We will write code to identify the contour of the cells, and then measure how well our code performs.

In [None]:
cells_folder = Path.cwd() / 'Data' / 'Cell_images' / 'BBBC022_v1_images_20585w1'
cell_images = list( cells_folder.glob('*') )
print(f"There are {len(cell_images)} images in folder.")
print()

for i, file_path in enumerate( cell_images ):
    print(f"{i:>2} - ...{str(file_path)[146:]}")

In [None]:
k = 1
plate = imread(cell_images[k])

print(f"Image with index {k} has shape {plate.shape}.\n\n"
      f"Its maximum and minimum intensities are {plate.max()} "
      f"and {plate.min()}, respectively.\n")

plate_min = plate.min()
delta = plate.max() - plate_min

# Have to be very careful with operations with np arrays 
# involving several steps. Important to use parenthesis exhaustively. 
# 
plate_u = ( 255 * ((plate - plate_min) / delta) ).astype(np.uint8)

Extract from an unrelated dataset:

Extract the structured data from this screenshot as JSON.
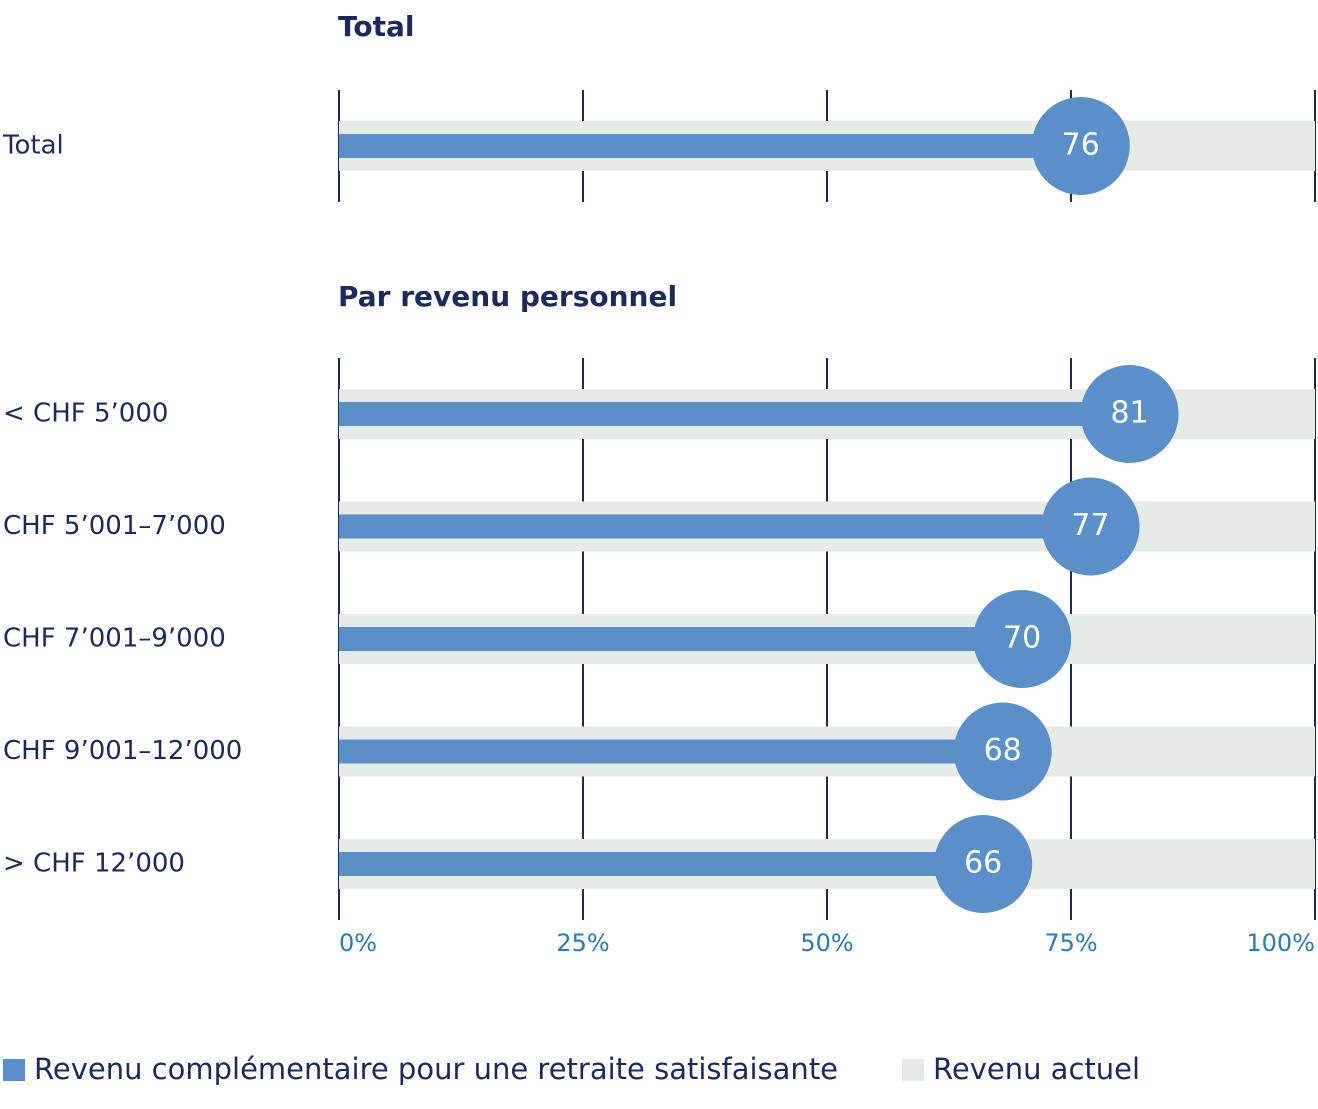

print(f"After re-scaling, maximum and minimum intensities are "
      f"{plate_u.max()} and {plate_u.min()}, respectively.")


fig = plt.figure( figsize = (10, 10) )
ax = []

ax.append( fig.add_subplot(121) )
ax[-1].imshow( plate[200:300,200:300], cmap = 'gray', 
               vmin = plate.min(), vmax = plate.max() )

ax.append( fig.add_subplot(122) )
ax[-1].imshow( plate_u[200:300,200:300], cmap = 'gray', 
               vmin = 0, vmax = 255 )

plt.tight_layout()

This image is actually nicer than the one with the coins.  The background appears to be much more uniform and more distinct from the foreground.

## Function for calculating histogram of intensities

Let's put the code that calculates the distribution of intensities in a picture into a function and use it to generate histograms for all cell plates.


## Functions for identifying relevant contours

Re-write some of the code above in order to identify the contours of the cells in the plates.  Does the code need to be different based on whether the background is uniform or not?

## Functions for calculating properties of the cells

Write functions that generate a mask for the pixels within a contour.

Write a function that calculates the total number of pixels within a contour.

Write a function that calculates an histogram of the intensities within a contour and descriptive statistics of those values.